Si bien con una obra literaria no demasiado prolija –catorce conjuntos de relatos cortos y una única novela publicada hace más de cuarenta años-, Alice Munro es considerada como una de las mejores narradoras contemporáneas en lengua inglesa.
El año pasado, además, la octogenaria escritora canadiense coronaba su brillante carrera con el Premio Nobel de Literatura. Mucho antes, y a lo largo de más de cuatro décadas, su incuestionable maestría como prosista la había llevado a ser merecedora de numerosos y prestigiosos galardones y a ser comparada, en infinidad de ocasiones, con uno de los mejores autores de narrativa breve de la historia, el consagrado escritor ruso Anton Chejov.
A finales de 2012, y con motivo de la publicación de su última obra, Mi vida querida, Munro manifestaba su intención de retirarse, una decisión que muchos de sus lectores todavía cuestionan, pues no sería la primera vez que la escritora anuncia su despedida del mundo de las letras para, no demasiado tiempo después, obsequiar a su público con nuevas y cautivadoras historias. Sea como fuere, es difícil imaginar un mejor epílogo literario que Mi vida querida.
Conjunto de relatos inconexos pero con un común trasfondo histórico -la Segunda Guerra Mundial y los años inmediatamente anteriores o posteriores a su estallido- y un mismo escenario- Canadá-, la última obra de Munro ha sido, de hecho, objeto de numerosas y elogiosas críticas allá donde se ha publicado.
Hilvanadas con una prosa absolutamente elegante, exquisita y sutil y con un ritmo narrativo fluido y sostenido, todas las tramas urdidas por la genial escritora anglosajona en Mi vida querida abordan un periodo breve –aunque crucial, en la mayoría de los casos- de las vidas de unos personajes magistralmente construidos y que Munro, cual laboriosa entomóloga, disecciona con precisión y un cierto distanciamiento.

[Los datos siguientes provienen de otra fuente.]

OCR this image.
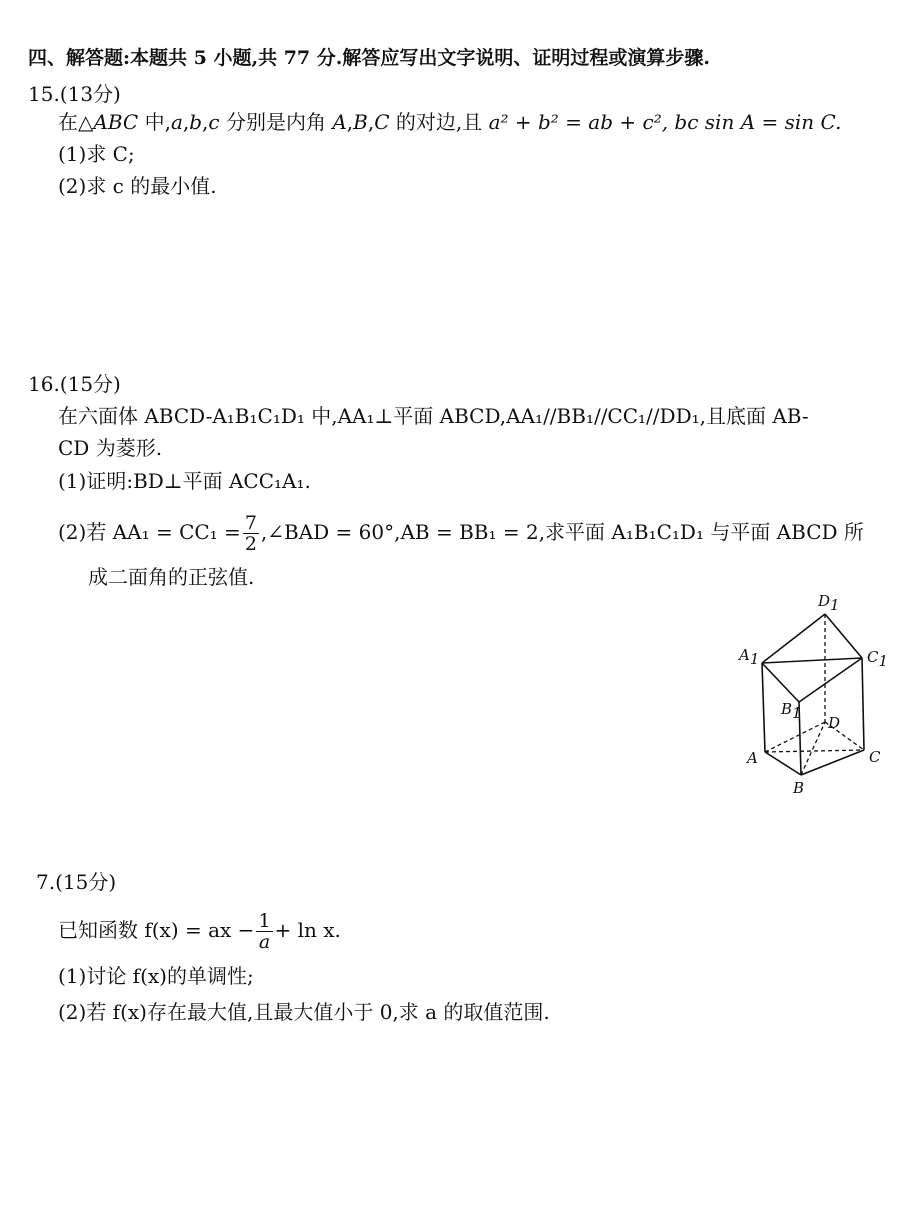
四、解答题:本题共 5 小题,共 77 分.解答应写出文字说明、证明过程或演算步骤.
15.(13分)
在△ABC 中,a,b,c 分别是内角 A,B,C 的对边,且 a² + b² = ab + c², bc sin A = sin C.
(1)求 C;
(2)求 c 的最小值.
16.(15分)
在六面体 ABCD-A₁B₁C₁D₁ 中,AA₁⊥平面 ABCD,AA₁//BB₁//CC₁//DD₁,且底面 AB-
CD 为菱形.
(1)证明:BD⊥平面 ACC₁A₁.
(2)若 $AA_1 = CC_1 = \frac{7}{2}$ ,∠BAD = 60°,AB = BB₁ = 2,求平面 A₁B₁C₁D₁ 与平面 ABCD 所
成二面角的正弦值.
D1
A1	C1
B1
D
A	C
B
7.(15分)
已知函数 f(x) = ax − $\frac{1}{a} + \ln x$.
(1)讨论 f(x)的单调性;
(2)若 f(x)存在最大值,且最大值小于 0,求 a 的取值范围.
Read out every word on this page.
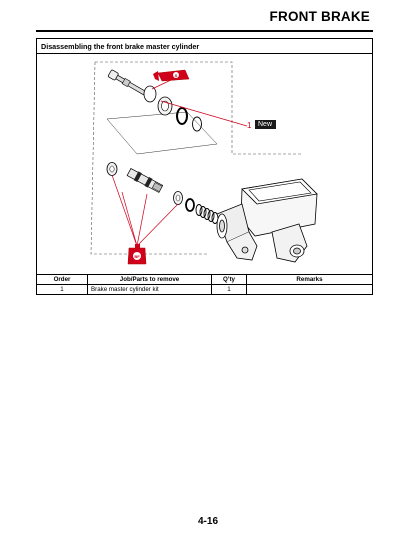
FRONT BRAKE
Disassembling the front brake master cylinder
S
BF
1 New
Order	Job/Parts to remove	Q’ty	Remarks
1	Brake master cylinder kit	1	
4-16
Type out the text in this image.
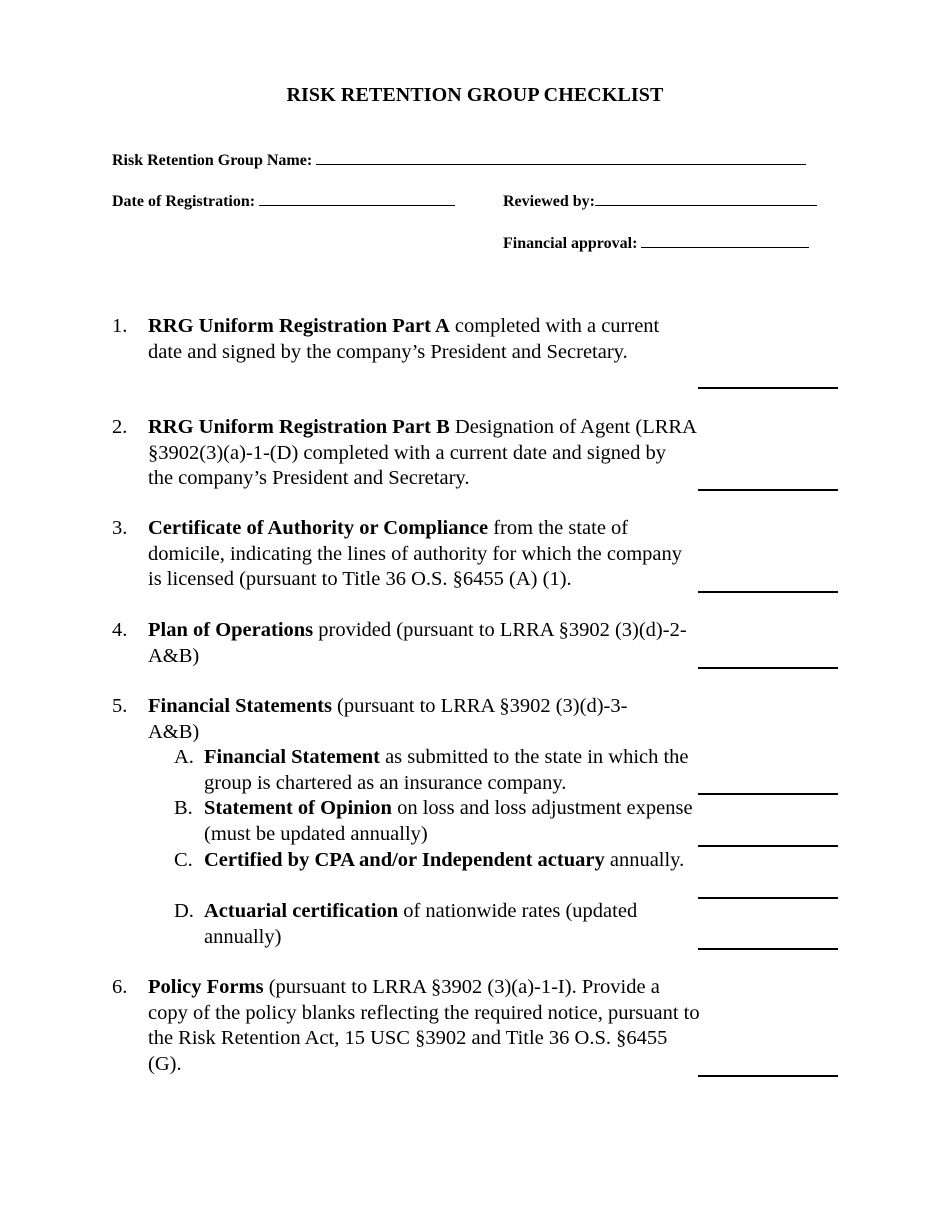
RISK RETENTION GROUP CHECKLIST
Risk Retention Group Name:
Date of Registration:	Reviewed by:
Financial approval:
1. RRG Uniform Registration Part A completed with a current date and signed by the company’s President and Secretary.

2. RRG Uniform Registration Part B Designation of Agent (LRRA §3902(3)(a)-1-(D) completed with a current date and signed by the company’s President and Secretary.

3. Certificate of Authority or Compliance from the state of domicile, indicating the lines of authority for which the company is licensed (pursuant to Title 36 O.S. §6455 (A) (1).

4. Plan of Operations provided (pursuant to LRRA §3902 (3)(d)-2-A&B)

5. Financial Statements (pursuant to LRRA §3902 (3)(d)-3-A&B)

A. Financial Statement as submitted to the state in which the group is chartered as an insurance company.
B. Statement of Opinion on loss and loss adjustment expense (must be updated annually)
C. Certified by CPA and/or Independent actuary annually.
D. Actuarial certification of nationwide rates (updated annually)
6. Policy Forms (pursuant to LRRA §3902 (3)(a)-1-I). Provide a copy of the policy blanks reflecting the required notice, pursuant to the Risk Retention Act, 15 USC §3902 and Title 36 O.S. §6455 (G).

Esa aparente frialdad no hace más que abundar en esa cotidianidad de aplastante peso que caracteriza la obra de la escritora anglosajona y que, revestida de una falsa sencillez narrativa –secundada por la ausencia de dramatismo exacerbado y de retorcidos giros argumentales-, resulta fascinante por las historias que subyacen de trasfondo y que no necesariamente emergen durante la lectura, sino tiempo después, quedando prendidas en la memoria durante días e induciendo a más de una reflexión, cuando no a una necesaria relectura.
De hecho, Mi vida querida no deja de ser una profunda reflexión sobre los temas que preocupan al ser humano desde los albores de los tiempos –la muerte, el inexorable paso del tiempo o el amor- y aquellos otros que, como la frustración, la inseguridad, el egoísmo, la malicia o el dolor, hacen que el tránsito por este mundo pueda convertirse en un largo, lóbrego y tortuoso camino.
Muy posiblemente, sin embargo, son los últimos capítulos de la obra los que revisten un mayor interés, pues, planteados como una suerte de híbrido entre ficción y realidad -la propia biografía de la autora-, resultan ser los más complejos en su formulación y desarrollo.
En definitiva, este puñado de relatos absolutamente cautivadores muy difícilmente dejará indiferente a los lectores más sibaritas, conocedores o no de la obra de una narradora que hace ya tiempo emprendió el camino hacia la inmortalidad literaria.